Die Entwicklung weiterer Komponenten auf dem Weg zur Baureihe 120 schritt zügig voran. Noch 1975 begann BBC damit, auf dem Prüffeld in Mannheim einen 1400-kW Fahrmotor zu erproben, der den Erfordernissen einer vierachsigen Hochleistungs-Ellok zu entsprechen vermochte. Nach so viel Pionierarbeit erhielt die Firma BBC im Herbst 1976 verbindlich den Auftrag, den elektrischen Teil der Bo’ Bo’-Universallokomotive mit Drehstromstromantriebstechnik zu entwickeln. Die konstruktive Ausarbeitung des Mechanischen Teils übertrug die DB einem von Krauss-Maffei (federführend), Krupp und Thyssen-Henschel gebildeten Konsortium. Das Lastenheft sah für die Baureihe 120 folgendes Leistungsprogramm vor:
- 700 t schwere Reisezüge mit 160 km/h,
- 1500 t schwere Schnellgüterzüge mit100 km/h,
- 2200 t schwere gemischte Güterzüge mit 80 km/h,
- 2700 t schwere Ganzzüge mit 80 km/h
- 5400 t schwere Ganzzüge in Doppeltraktion mit 80 km/h,
jeweils mit einen Zugkraftüberschuss von fünf Promille. Ferner waren unter anderem Wendezugtauglichkeit, eine bis fast zum Stillstand wirkende Netzbremse mit Energierückspeisung, elektrische Widerstandsbremse, die Begrenzung des Mechanteils auf maximal 37 t und die des elektrischen Teils auf maximal 47 t Gewicht gefordert. Sensationell mutete es damals an, in einer nur 84 t schweren vierachsigen Lok die verlangte Leistung von 5.600 kW unterzubringen.

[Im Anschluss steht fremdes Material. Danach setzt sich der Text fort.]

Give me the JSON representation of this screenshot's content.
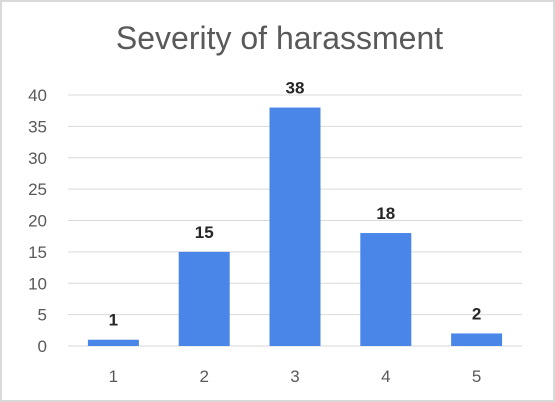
{
  "chart_data": {
    "type": "bar",
    "title": "Severity of harassment",
    "categories": [
      "1",
      "2",
      "3",
      "4",
      "5"
    ],
    "values": [
      1,
      15,
      38,
      18,
      2
    ],
    "data_labels": [
      "1",
      "15",
      "38",
      "18",
      "2"
    ],
    "y_ticks": [
      "0",
      "5",
      "10",
      "15",
      "20",
      "25",
      "30",
      "35",
      "40"
    ],
    "ylim": [
      0,
      40
    ],
    "xlabel": "",
    "ylabel": "",
    "grid": true,
    "legend": "none",
    "colors": {
      "bar": "#4a86e8",
      "grid": "#d9d9d9",
      "text": "#595959"
    }
  }
}
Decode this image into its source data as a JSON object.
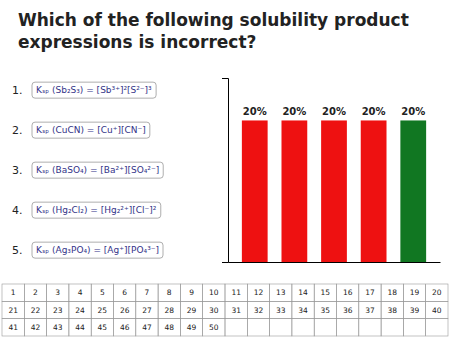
{
  "chart_data": {
    "type": "bar",
    "title": "Which of the following solubility product expressions is incorrect?",
    "categories": [
      null,
      null,
      null,
      null,
      null
    ],
    "values": [
      20,
      20,
      20,
      20,
      20
    ],
    "value_labels": [
      "20%",
      "20%",
      "20%",
      "20%",
      "20%"
    ],
    "data_labels": true,
    "colors": [
      "#EE1111",
      "#EE1111",
      "#EE1111",
      "#EE1111",
      "#117722"
    ],
    "ylim": [
      0,
      26
    ],
    "tick_labels": false,
    "annotations": [
      {
        "label": "1.",
        "text": "Kₛₚ (Sb₂S₃) = [Sb³⁺]²[S²⁻]³"
      },
      {
        "label": "2.",
        "text": "Kₛₚ (CuCN) = [Cu⁺][CN⁻]"
      },
      {
        "label": "3.",
        "text": "Kₛₚ (BaSO₄) = [Ba²⁺][SO₄²⁻]"
      },
      {
        "label": "4.",
        "text": "Kₛₚ (Hg₂Cl₂) = [Hg₂²⁺][Cl⁻]²"
      },
      {
        "label": "5.",
        "text": "Kₛₚ (Ag₃PO₄) = [Ag⁺][PO₄³⁻]"
      }
    ],
    "table_numbers": [
      [
        1,
        2,
        3,
        4,
        5,
        6,
        7,
        8,
        9,
        10,
        11,
        12,
        13,
        14,
        15,
        16,
        17,
        18,
        19,
        20
      ],
      [
        21,
        22,
        23,
        24,
        25,
        26,
        27,
        28,
        29,
        30,
        31,
        32,
        33,
        34,
        35,
        36,
        37,
        38,
        39,
        40
      ],
      [
        41,
        42,
        43,
        44,
        45,
        46,
        47,
        48,
        49,
        50
      ]
    ]
  }
}
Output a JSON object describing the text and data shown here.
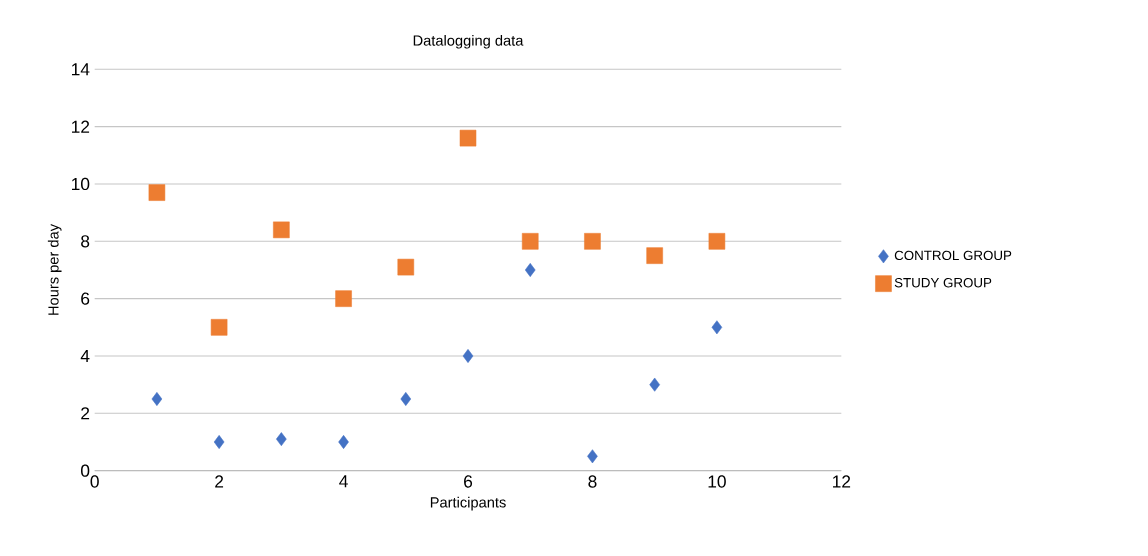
{
  "chart_data": {
    "type": "scatter",
    "title": "Datalogging data",
    "xlabel": "Participants",
    "ylabel": "Hours per day",
    "x": [
      1,
      2,
      3,
      4,
      5,
      6,
      7,
      8,
      9,
      10
    ],
    "series": [
      {
        "name": "CONTROL GROUP",
        "color": "#4472c4",
        "marker": "diamond",
        "values": [
          2.5,
          1.0,
          1.1,
          1.0,
          2.5,
          4.0,
          7.0,
          0.5,
          3.0,
          5.0
        ]
      },
      {
        "name": "STUDY GROUP",
        "color": "#ed7d31",
        "marker": "square",
        "values": [
          9.7,
          5.0,
          8.4,
          6.0,
          7.1,
          11.6,
          8.0,
          8.0,
          7.5,
          8.0
        ]
      }
    ],
    "xlim": [
      0,
      12
    ],
    "xticks": [
      0,
      2,
      4,
      6,
      8,
      10,
      12
    ],
    "ylim": [
      0,
      14
    ],
    "yticks": [
      0,
      2,
      4,
      6,
      8,
      10,
      12,
      14
    ],
    "grid": "y",
    "legend": "right"
  }
}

Im März 1977 schloss die DB mit der Industrie die Lieferverträge für fünf Prototypen ab. Für die elektrische Ausrüstung zeichnete BBC verantwortlich, wobei andere Firmen Komponenten zulieferten. Am „Auftragskuchen“ für den Mechanteil partizipierten wiederum Thyssen-Henschel (120 001 und 004), Krauss-Maffei (120 002) und Krupp (120 003 und 005).
Die am 12. Mai 1979 gelieferte 120 001 erregte auf der Ausstellung „100 Jahre elektrische Lokomotiven“ in München-Freimann beträchtliches Aufsehen. Forsch wurde sie als „erste Drehstrom-Vollbahnlokomotive der Welt“ präsentiert, tatsächlich handelte es sich um die erste universell verwendbare Hochleistungs-Ellok mit Drehstromtechnik. Jede Sekundärwicklung des Haupttransformators speiste einen aus Vierquadrantensteller und Wechselrichter bestehenden Stromrichter. Je zwei Stromrichter waren gekoppelt und einem der beiden Triebdrehgestelle zugeordnet. Je 1400 kW leistende Drehstrom-Asynchronmotoren trieben über Hohlwellenkardanantrieb jede Achse an.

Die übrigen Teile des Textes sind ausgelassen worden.